Lee Trevino golfs his way

Dearborn, Michigan is where it all began for Henry Ford in the world of automobiles and it’s where it ended for Lee Trevino when it comes to playing in major championships.

The Ford Senior Tour Championship at the Tournament Players Club in mid July marked Trevino’s last appearance in a major championship. This is a major for the Senior PGA Tour, and so that’s not good news.
Trevino, 61, has distinguished himself in professional golf since he turned pro in 1960. He was soon called SuperMex, and played the game with the vitality of somebody who wasn’t to the manor or clubhouse born. Trevino stood up to the ball in his own, unusual way, and slung the ball out on a low, fading flight. His ball control was and still is impeccable. The guy’s been fun to watch.

Played to crowd
He’s been fun to watch not only because of his idiosyncratic swing. Trevino was always playing to the crowd, laughing and chattering as he competed. This doesn’t mean he wasn’t serious, just that golf was a game to him. He got wealthy playing it, winning 27 PGA Tour events, and enriched the golf scene at the same time.
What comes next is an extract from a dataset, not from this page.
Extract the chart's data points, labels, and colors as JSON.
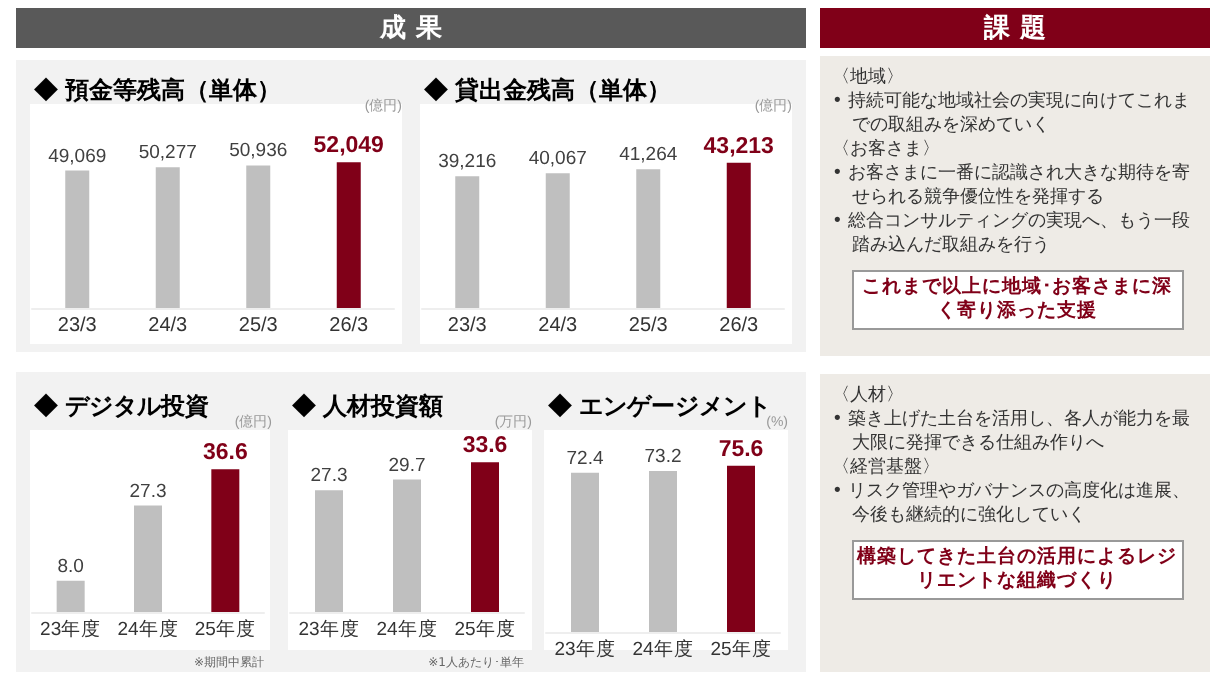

Trevino’s play in majors was usuallsuperb, except in the Masters. He didn’t feel all that good about his chances there because of his low-ball flight. The Augusta National course required a high flight to carry the hills and roll miles down the fairways, with shorter shots for the severely contoured greens. Trevino was never really a force at the Masters.

But he was a star in the other three majors. Trevino finished fifth in the 1967 U.S. Open at Baltusrol in New Jersey, when he first rose to national prominence. He then won the 1968 U.S. Open, his first win as a tour pro. That was some coming-out party, at the Oak Hill club in Rochester. He beat one Jack William Nicklaus by four shots. Trevino was the new golfing kid on the block. Hey, a player could do it his way.
A couple of years later Trevino won the 1971 U.S. Open, in a playoff over Jack Nicklaus at Merion, outside Philadelphia. He brought a rubber snake out of his golf bag on the first tee, which brought a chuckle from the more serious Nicklaus. Trevino wasn’t afraid of The Golden Bear, but maybe he wanted to get Nicklaus feeling snake-bitten. He shot 68 to Nicklaus’s 71.

Won British Open
That year Trevino also won the British Open, at Royal Birkdale in England. He followed with the 1972 British Open at Muirfield near Edinburgh, winning over Englishman Tony Jacklin. It appeared that Trevino was beaten when he was playing the 17th hole the last day. Jacklin was in position for a birdie or at worst a par on the par-five, while Trevino was off the green on his left to a hillside. It looked like Trevino hit his chip shot carelessly, but it rolled into the hole. Stunned, Jacklin three-putted.
Jacklin was never the same after that, and somehow felt snake-bitten himself. But Trevino was always the same, playing quickly and talking rapidly. He won the 1974 and 1984 PGA Championships, the 1990 U.S. Senior Open, the 1992 and 1994 Senior PGA Championships. On the PGA Tour he won three Canadian Opens. All told, Trevino has won 27 PGA Tour events and 29 Senior PGA Tour events.
“Oh, I’ll still play about 18 tournaments a year out here,” Trevino said on the practice range in Dearborn. “But no more of the 72-hole tournaments for me. I’ll play the regular 54-hole tournaments. So that means no majors for me. Nope, that’s it. But you won’t find me crying. I’ve done alright.”

Unforgettable in Woodbridge
He sure has. I’ll never forget when I caddied for the Canadian player Jim Nelford in the 1979 Canadian PGA Championship at the National in Woodbridge, Ontario. Trevino birdied the last four holes with a series of perfect shots, every one different. He hit the ball exactly as he wanted to; on the trajectory he chose and with the spin he wanted. Trevino shot 67 that memorable day, and it’s still a competitive course record at the National. He went on to win the tournament.
I’m convinced he could still win senior majors if he chose to play. But Trevino has a 12-year-old daughter and an eight-year-old son, and coaches little-league baseball. He makes his presence felt, encouraging them to have some fun, to do things their way. Baseball’s a game. It could be a living down the road for a few lucky kids, but they’re the rare exceptions.
That’s what Trevino has been in golf: a rare exception. He grew up in a shack without electricity. Now he owns one of the largest houses in Dallas, and he’s proud of it. The guy’s been a major player in golf. He’ll miss the majors, and they’ll miss him.